The diagnosis and treatment of VEO-IBD are an innovative field; thus, more efficient diagnostic algorithms and therapeutic options will likely be proposed in the future. Meanwhile, support for children with IBD and their families is still under consideration. Proper genetic counseling for the parents of children with MD-IBD is mandatory. Furthermore, psychological and emotional family supports, especially for those requiring prolonged hospitalization or home-care devices such as home parenteral nutrition, should not be ignored. A multidisciplinary team approach, including nurses, dieticians, clinical psychologists, child-life specialists, and medical social workers, would be beneficial for an integrated care pathway.

SOCIAL CHALLENGE

Various medications have been approved for use in adults with UC or CD. Although most patients with VEO-IBD receive some of these medications to control disease activity, most of the medications have not been approved for use in children, especially those with VEO-IBD. Furthermore, owing to the small number of patients, developing medicines for certain MD-IBDs is challenging.

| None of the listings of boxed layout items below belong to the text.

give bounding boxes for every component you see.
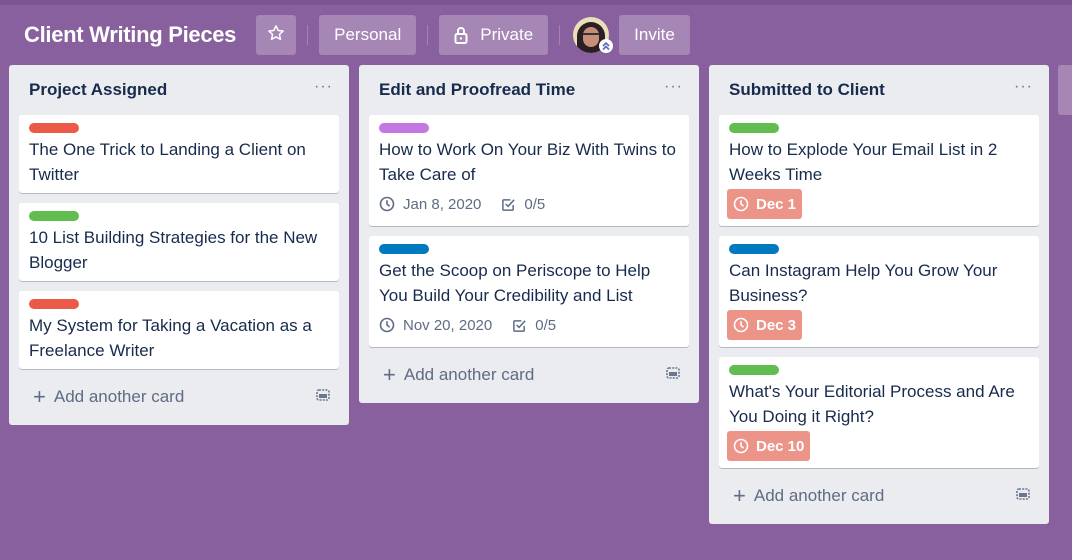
card-template-icon[interactable]: [1015, 486, 1031, 507]
card-title: How to Explode Your Email List in 2 Week…: [729, 140, 998, 184]
card-label[interactable]: [729, 244, 779, 254]
more-icon[interactable]: ···: [664, 79, 683, 98]
board-title[interactable]: Client Writing Pieces: [24, 22, 236, 48]
card-label[interactable]: [379, 244, 429, 254]
list-header: Submitted to Client ···: [709, 65, 1049, 115]
card[interactable]: What's Your Editorial Process and Are Yo…: [719, 357, 1039, 468]
due-date-badge-overdue[interactable]: Dec 3: [727, 310, 803, 340]
card-template-icon[interactable]: [665, 365, 681, 386]
more-icon[interactable]: ···: [314, 79, 333, 98]
card-label[interactable]: [729, 123, 779, 133]
card-title: How to Work On Your Biz With Twins to Ta…: [379, 140, 676, 184]
clock-icon: [733, 196, 749, 212]
card-title: What's Your Editorial Process and Are Yo…: [729, 382, 1015, 426]
list-title[interactable]: Edit and Proofread Time: [379, 80, 575, 100]
star-icon: [267, 24, 285, 47]
board-header: Client Writing Pieces Personal Private I…: [0, 15, 1072, 55]
list-header: Project Assigned ···: [9, 65, 349, 115]
admin-chevron-icon: [599, 39, 613, 53]
due-date: Dec 1: [756, 195, 797, 213]
card[interactable]: My System for Taking a Vacation as a Fre…: [19, 291, 339, 369]
checklist-badge: 0/5: [501, 196, 545, 213]
checklist-count: 0/5: [535, 316, 557, 334]
team-visibility-button[interactable]: Personal: [319, 15, 417, 55]
clock-icon: [379, 196, 395, 212]
checklist-count: 0/5: [524, 195, 546, 213]
due-date-badge[interactable]: Nov 20, 2020: [379, 317, 492, 334]
header-divider: [307, 25, 309, 45]
more-icon[interactable]: ···: [1014, 79, 1033, 98]
list-header: Edit and Proofread Time ···: [359, 65, 699, 115]
checklist-icon: [513, 319, 526, 332]
card-label[interactable]: [29, 211, 79, 221]
card[interactable]: How to Work On Your Biz With Twins to Ta…: [369, 115, 689, 226]
add-list-button[interactable]: [1058, 65, 1072, 115]
list-project-assigned: Project Assigned ··· The One Trick to La…: [9, 65, 349, 425]
due-date-badge[interactable]: Jan 8, 2020: [379, 196, 481, 213]
list-title[interactable]: Submitted to Client: [729, 80, 885, 100]
card-title: Get the Scoop on Periscope to Help You B…: [379, 261, 651, 305]
add-card-button[interactable]: + Add another card: [383, 362, 535, 387]
checklist-icon: [502, 198, 516, 211]
due-date-badge-overdue[interactable]: Dec 1: [727, 189, 803, 219]
card-label[interactable]: [29, 299, 79, 309]
card-label[interactable]: [379, 123, 429, 133]
header-divider: [559, 25, 561, 45]
checklist-badge: 0/5: [512, 317, 556, 334]
privacy-label: Private: [480, 25, 534, 44]
plus-icon: +: [383, 362, 396, 387]
add-card-label: Add another card: [403, 365, 535, 384]
plus-icon: +: [33, 384, 46, 409]
add-card-label: Add another card: [753, 486, 885, 505]
card[interactable]: The One Trick to Landing a Client on Twi…: [19, 115, 339, 193]
add-card-label: Add another card: [53, 387, 185, 406]
add-card-button[interactable]: + Add another card: [33, 384, 185, 409]
privacy-button[interactable]: Private: [439, 15, 549, 55]
card-title: Can Instagram Help You Grow Your Busines…: [729, 261, 998, 305]
list-edit-and-proofread: Edit and Proofread Time ··· How to Work …: [359, 65, 699, 403]
card-title: My System for Taking a Vacation as a Fre…: [29, 316, 312, 360]
plus-icon: +: [733, 483, 746, 508]
lock-icon: [454, 26, 468, 44]
due-date: Dec 3: [756, 316, 797, 334]
card[interactable]: Get the Scoop on Periscope to Help You B…: [369, 236, 689, 347]
card-template-icon[interactable]: [315, 387, 331, 408]
card[interactable]: How to Explode Your Email List in 2 Week…: [719, 115, 1039, 226]
card-title: 10 List Building Strategies for the New …: [29, 228, 318, 272]
clock-icon: [733, 438, 749, 454]
add-card-button[interactable]: + Add another card: [733, 483, 885, 508]
invite-button[interactable]: Invite: [619, 15, 690, 55]
due-date-badge-overdue[interactable]: Dec 10: [727, 431, 811, 461]
card-label[interactable]: [29, 123, 79, 133]
star-button[interactable]: [256, 15, 297, 55]
clock-icon: [379, 317, 395, 333]
card-label[interactable]: [729, 365, 779, 375]
clock-icon: [733, 317, 749, 333]
list-title[interactable]: Project Assigned: [29, 80, 167, 100]
header-divider: [427, 25, 429, 45]
due-date: Jan 8, 2020: [403, 195, 482, 213]
card[interactable]: 10 List Building Strategies for the New …: [19, 203, 339, 281]
due-date: Nov 20, 2020: [403, 316, 493, 334]
list-submitted-to-client: Submitted to Client ··· How to Explode Y…: [709, 65, 1049, 524]
card-title: The One Trick to Landing a Client on Twi…: [29, 140, 306, 184]
top-bar-strip: [0, 0, 1072, 5]
due-date: Dec 10: [756, 437, 805, 455]
card[interactable]: Can Instagram Help You Grow Your Busines…: [719, 236, 1039, 347]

Nevertheless, this vulnerable group of children requires prompt diagnosis and management for the improvement of their future well-being and quality of life. Establishment of diagnostic criteria for each monogenic IBD and their respective treatment guidelines as a global effort may improve the quality of care provided for patients with VEO-IBD.

CONCLUSION

The advances in the field of VEO-IBD have given rise to a new era of increased understanding of the pathophysiology of the disease and emergence of targeted treatments. Prompt diagnosis with a well-designed diagnostic algorithm and development of proper treatments for individual patients' conditions will remain a challenge for the next decade. A study in a different ethnic group with various genetic backgrounds and collaborative efforts beyond the national level would facilitate efforts to overcome these challenges.